– Трофим Павлович, если восстановлюсь хоть немного – обязательно к вам приду, – заверил я его. – А сейчас на кой вам в милиции инвалид, да еще и без памяти? Я ведь и как Силой пользоваться, совсем не помню. Натворить всякого по незнанию могу…

– Вот то-то и оно, – печально вздохнул Заварзин. – Парень-то ты хороший, боевой. Таких нам во как, – он чиркнул себя большим пальцем по горлу, – не хватает! Ты сахар-то грызи! Он тоже узбекский, из Коканда. Самый натуральный нават[18]!

– Так, а сами чего же не грызете, Трофим Павлович? – зная (только откуда?), насколько ценным является в голодные годы подобный продукт, спросил я капитана.

– Э-э-э, – протянул Заварзин, – старый я уже для таких сладостей. – Да и зубов особо не осталось! Ты не стесняйся – наяривай!

– Родным, детям отдайте, в конце концов! – Продолжал я сопротивляться, хотя сладенького мой истощенный организм требовал с неимоверной силой.

– Отставить пререкания со старшими по званию, товарищ младший лейтенант! – шуточно скомандовал Трофим Павлович. – Тебе сейчас нужнее – а то, прямо натуральный шкилет, ни дать, ни взять!


Глава 7


После завтрака я, как мог, сердечно поблагодарил Трофима Павловича и покинул его жилище. Чувствовал я себя вполне сносно: голова не болела, руки-ноги мал-мала работали. И стеснять, а тем более объедать гостеприимного капитана я был больше не намерен. Хоть, он и уговаривал меня остаться и погостить еще хотя бы несколько дней.

Я решил отправиться домой, чтобы к возвращению Аленки со смены, навести в нашей совместной комнате хоть какое-то подобие порядка. Уточнив у Заварзина свой домашний адрес, который я, как и многое другое, абсолютно не помнил, я душевно распрощался с Трофимом Павловичем и вышел во двор.

Несмотря на начало февраля, погода на улице стояла весьма теплая. По ощущению – не ниже пяти мороза. А на солнце, так и вовсе, наверное, поднималось выше нуля по Цельсию. Настоящая оттепель, даже весной так ощутимо повеяло. Я с наслаждением вдохнул прохладный воздух, слегка отдающий дымом растопленных печей и чадящих труб чугунолитейного завода «Станколит».

И вообще, после победы улыбающихся прохожих на улицах стало в разы больше. Хотя, откуда мне знать, как это было раньше? Проблемы с памятью у меня не закончились, но стойкое ощущение, что раньше было именно так, меня не покидало.

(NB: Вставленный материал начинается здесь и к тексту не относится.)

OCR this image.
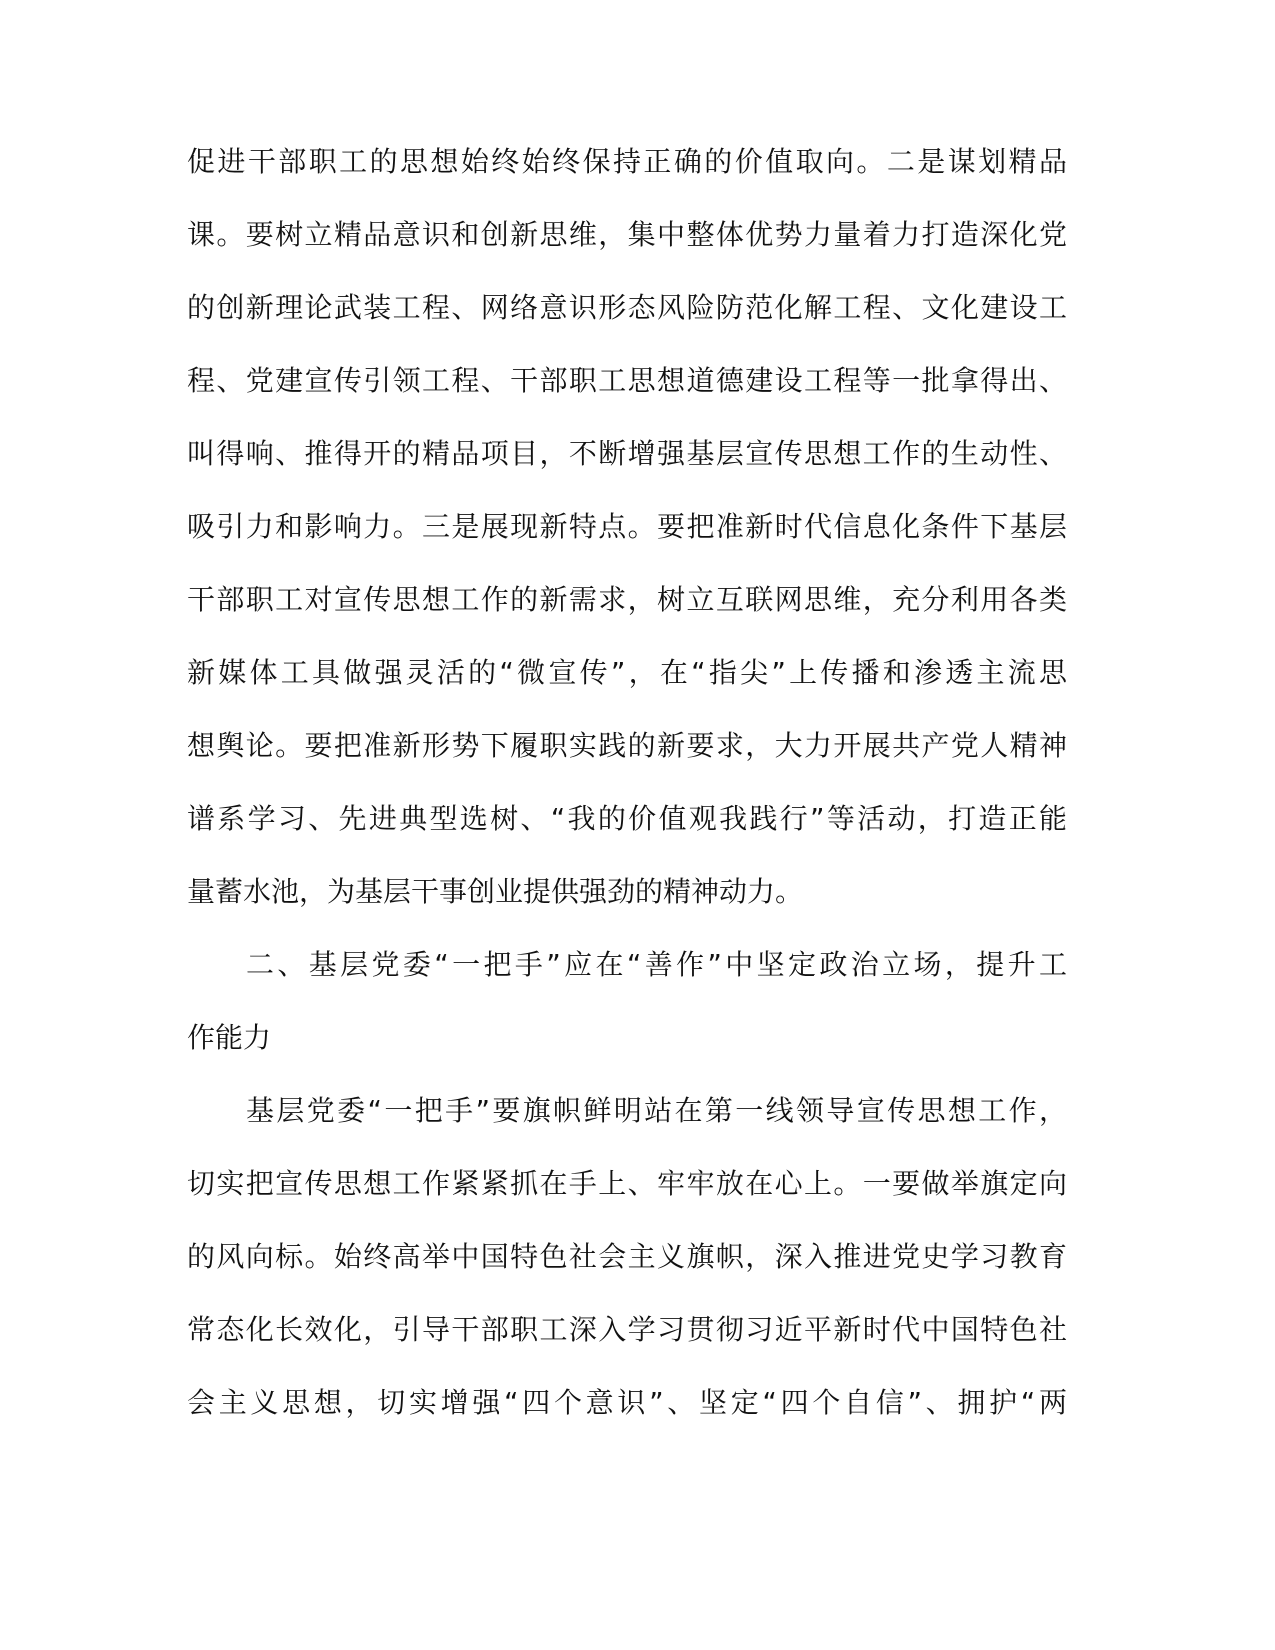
促进干部职工的思想始终始终保持正确的价值取向。二是谋划精品
课。要树立精品意识和创新思维，集中整体优势力量着力打造深化党
的创新理论武装工程、网络意识形态风险防范化解工程、文化建设工
程、党建宣传引领工程、干部职工思想道德建设工程等一批拿得出、
叫得响、推得开的精品项目，不断增强基层宣传思想工作的生动性、
吸引力和影响力。三是展现新特点。要把准新时代信息化条件下基层
干部职工对宣传思想工作的新需求，树立互联网思维，充分利用各类
新媒体工具做强灵活的“微宣传”，在“指尖”上传播和渗透主流思
想舆论。要把准新形势下履职实践的新要求，大力开展共产党人精神
谱系学习、先进典型选树、“我的价值观我践行”等活动，打造正能
量蓄水池，为基层干事创业提供强劲的精神动力。
二、基层党委“一把手”应在“善作”中坚定政治立场，提升工
作能力
基层党委“一把手”要旗帜鲜明站在第一线领导宣传思想工作，
切实把宣传思想工作紧紧抓在手上、牢牢放在心上。一要做举旗定向
的风向标。始终高举中国特色社会主义旗帜，深入推进党史学习教育
常态化长效化，引导干部职工深入学习贯彻习近平新时代中国特色社
会主义思想，切实增强“四个意识”、坚定“四个自信”、拥护“两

Мирная жизнь возвращалась в столицу стремительной походкой, и даже в Марьиной роще это было заметно: с домов исчезла светомаскировка, хотя, кое-где еще окна были заклеены бумажными полосками крест-накрест. Открывались всевозможные увеселительные заведения, даже ночные рестораны с оркестром, вывеску одного такого я заметил по дороге домой.

А когда я наткнулся на углу Шереметьевской улицы и 3-го проезда Марьиной Рощи на «Второй рабочий кинотеатр», неожиданные воспоминания накрыли меня с головой. Я откуда-то знал, что в начале двадцатого века, еще при царе, в Марьиной роще появился кинотеатр «Ампир».

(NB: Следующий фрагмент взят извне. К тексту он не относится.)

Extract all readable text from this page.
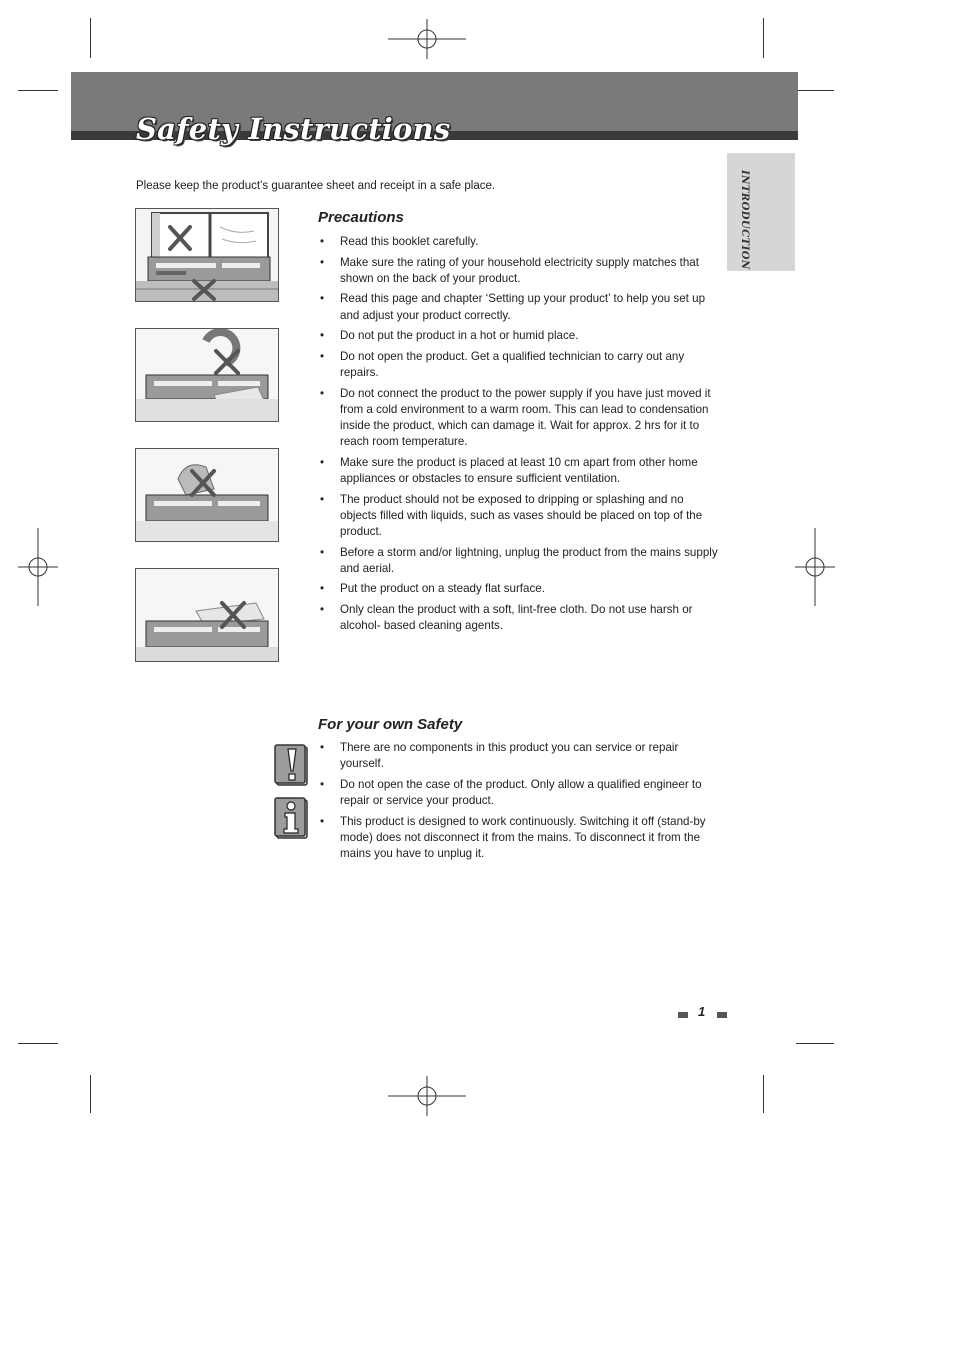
Safety Instructions
INTRODUCTION
Please keep the product’s guarantee sheet and receipt in a safe place.
Precautions
• Read this booklet carefully.
• Make sure the rating of your household electricity supply matches that shown on the back of your product.
• Read this page and chapter ‘Setting up your product’ to help you set up and adjust your product correctly.
• Do not put the product in a hot or humid place.
• Do not open the product. Get a qualified technician to carry out any repairs.
• Do not connect the product to the power supply if you have just moved it from a cold environment to a warm room. This can lead to condensation inside the product, which can damage it. Wait for approx. 2 hrs for it to reach room temperature.
• Make sure the product is placed at least 10 cm apart from other home appliances or obstacles to ensure sufficient ventilation.
• The product should not be exposed to dripping or splashing and no objects filled with liquids, such as vases should be placed on top of the product.
• Before a storm and/or lightning, unplug the product from the mains supply and aerial.
• Put the product on a steady flat surface.
• Only clean the product with a soft, lint-free cloth. Do not use harsh or alcohol- based cleaning agents.
For your own Safety
• There are no components in this product you can service or repair yourself.
• Do not open the case of the product. Only allow a qualified engineer to repair or service your product.
• This product is designed to work continuously. Switching it off (stand-by mode) does not disconnect it from the mains. To disconnect it from the mains you have to unplug it.
1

В середине двадцатых годов он был переименован во «Второй рабочий кинотеатр», который еще позднее переименовали в «Октябрь». Однако, после того, как в 1967-ом году на Новом Арбате был построен новый, огромный кинотеатр «Октябрь», бывший «Ампир-Второй рабочий кинотеатр – Октябрь» получил еще и четвертое имя – «Горн» и стал детским».

А вот после того, как на противоположной стороне улицы был выстроен новый кинотеатр – «Таджикистан», ставший впоследствии театром «Сатирикон», детский «Горн», не мудрствуя лукаво, превратили в банальную пивнуху.

– Тля! – Голова у меня вновь чудовищно разболелась.